Il me paraissait plus qu'impossible que la population tout entière, riches et pauvres,--les trop pauvres pourraient voir encore par-dessus les treillages d'enceinte à hauteur d'appui,--n'accourût pas à ce beau spectacle et ne s'empressât d'apporter cinq ou six cent mille francs, du premier coup, à ma Société du _Plus lourd que l'air_...
J'apportais tant, à moi tout seul!...
Hélas!...
Pour découper, timbrer et compter ces 400,000 billets, les intimes se présentèrent. Un service de permanence fut installé, qui ne s'arrêta plus ni jour ni nuit.--Et en voyant ces bons amis, les manches retroussées, et ces belles dames qui se disputaient les places et se relayaient autour de la grande table, dans ma salle à manger transformée en atelier,--un vieillard de nos visiteurs se rappelait ses souvenirs de l'émigration...
J'avais encore à me présenter aux administrations de chacun de nos chemins de fer et à organiser à temps utile des trains de plaisir sur toutes les voies jusqu'à dix et vingt lieues de distance.
Puis, à choisir mon personnel administratif, celui des bureaux de perception, etc.
Et encore tracer les cercles des enceintes, combiner les entrées et issues, piétons, cavaliers, voitures;--traiter pour les treillages, les banquettes, les bureaux, etc.
L'administratif aggravait tout cela. L'administratif est terrible chez nous: vous ne faites pas un pas sans vous y heurter. Pour insérer votre chien jusqu'à Asnières dans le tiroir grillé du wagon,--où il est si mal,--il vous faut passer par à peu près autant de formalités que pour acheter une propriété de cent hectares.--J'omets assez d'autres détails plus gros pour passer sur toutes mes courses et démarches administratives.
Il en est cependant une trop importante pour être oubliée, car je pus presque croire un instant qu'elle allait mettre à vau-l'eau tout mon ensemble de combinaisons.
Quatre jours avant l'ascension, je me rendis à la préfecture de police, auprès du chef de la police municipale, M. Nusse.
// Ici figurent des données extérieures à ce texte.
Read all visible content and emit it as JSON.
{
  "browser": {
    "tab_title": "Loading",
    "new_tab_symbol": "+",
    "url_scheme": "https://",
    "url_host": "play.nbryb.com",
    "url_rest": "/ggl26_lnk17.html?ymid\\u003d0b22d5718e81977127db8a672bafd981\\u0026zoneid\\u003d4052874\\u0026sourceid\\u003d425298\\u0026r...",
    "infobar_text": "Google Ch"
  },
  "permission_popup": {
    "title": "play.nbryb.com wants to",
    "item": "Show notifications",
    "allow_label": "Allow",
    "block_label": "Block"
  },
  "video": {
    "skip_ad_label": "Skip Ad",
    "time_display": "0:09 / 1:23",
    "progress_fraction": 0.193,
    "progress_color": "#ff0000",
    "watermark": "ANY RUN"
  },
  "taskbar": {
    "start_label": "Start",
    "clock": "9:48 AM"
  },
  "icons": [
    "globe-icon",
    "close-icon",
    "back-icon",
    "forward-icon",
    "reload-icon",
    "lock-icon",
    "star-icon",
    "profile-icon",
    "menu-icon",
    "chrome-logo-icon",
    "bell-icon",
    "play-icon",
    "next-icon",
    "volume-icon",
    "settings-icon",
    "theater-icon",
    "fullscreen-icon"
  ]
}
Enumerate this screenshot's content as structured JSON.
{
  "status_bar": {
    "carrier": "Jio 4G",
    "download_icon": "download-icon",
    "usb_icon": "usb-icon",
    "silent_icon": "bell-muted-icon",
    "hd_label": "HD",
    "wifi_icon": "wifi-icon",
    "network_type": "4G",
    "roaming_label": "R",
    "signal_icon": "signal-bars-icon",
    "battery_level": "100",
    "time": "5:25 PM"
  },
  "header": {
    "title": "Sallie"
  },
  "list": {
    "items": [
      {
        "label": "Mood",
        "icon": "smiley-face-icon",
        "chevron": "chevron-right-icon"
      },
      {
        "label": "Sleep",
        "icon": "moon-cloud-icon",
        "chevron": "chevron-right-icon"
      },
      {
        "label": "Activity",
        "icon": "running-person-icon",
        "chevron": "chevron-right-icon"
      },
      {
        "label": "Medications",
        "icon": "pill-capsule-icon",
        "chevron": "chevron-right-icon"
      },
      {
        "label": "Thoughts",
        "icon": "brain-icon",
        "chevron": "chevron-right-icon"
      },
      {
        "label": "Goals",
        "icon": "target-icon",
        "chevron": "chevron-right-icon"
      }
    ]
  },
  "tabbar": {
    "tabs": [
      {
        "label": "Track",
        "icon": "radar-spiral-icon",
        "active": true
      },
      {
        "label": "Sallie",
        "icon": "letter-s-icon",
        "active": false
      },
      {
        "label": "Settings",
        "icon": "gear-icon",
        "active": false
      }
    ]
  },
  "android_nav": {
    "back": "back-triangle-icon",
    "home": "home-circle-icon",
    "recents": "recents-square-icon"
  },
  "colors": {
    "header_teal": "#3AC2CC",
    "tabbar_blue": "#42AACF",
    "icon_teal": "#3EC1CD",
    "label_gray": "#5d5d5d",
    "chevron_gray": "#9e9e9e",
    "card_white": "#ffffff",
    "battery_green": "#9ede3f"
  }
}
Je trouvai un homme plein de politesse et de bon vouloir:
--En mettant à ma disposition le Champ de Mars, Monsieur,--dis-je à M. Nusse,--j'apprécie que l'on m'a donné en main une arme de premier choix: longue portée, précision, rien ne me manque pour atteindre mon but.--Mais ce très-bel et très-bon outil, c'est justement lui qui me fera d'autant mieux sauter la cervelle, à moi-même, si vous ne m'assurez la jouissance certaine de ma possession.--Vous savez ce qu'est la populace parisienne à certains jours, et je n'ai pas besoin de vous rappeler les précédents de l'histoire aérostatique, Miolan et Janinet, Deghen, de Lennox, etc., etc.--Les masses sont hostiles aux nouveautés: les ballons, comme les chemins de fer, sont restés une chose nouvelle et d'une excitation particulière. Il y a toujours des gens pour jeter du haut d'un pont des solives ou des pierres sur les rails avant le passage du train; il y a toujours des gredins dévorant mal leur envie de porter préjudice à tout aérostat; il y a toujours surtout des mains démangées du besoin de créer la première épave...--Si je n'avais pas, dix fois pour une, certitude d'être bien couvert par vous, je...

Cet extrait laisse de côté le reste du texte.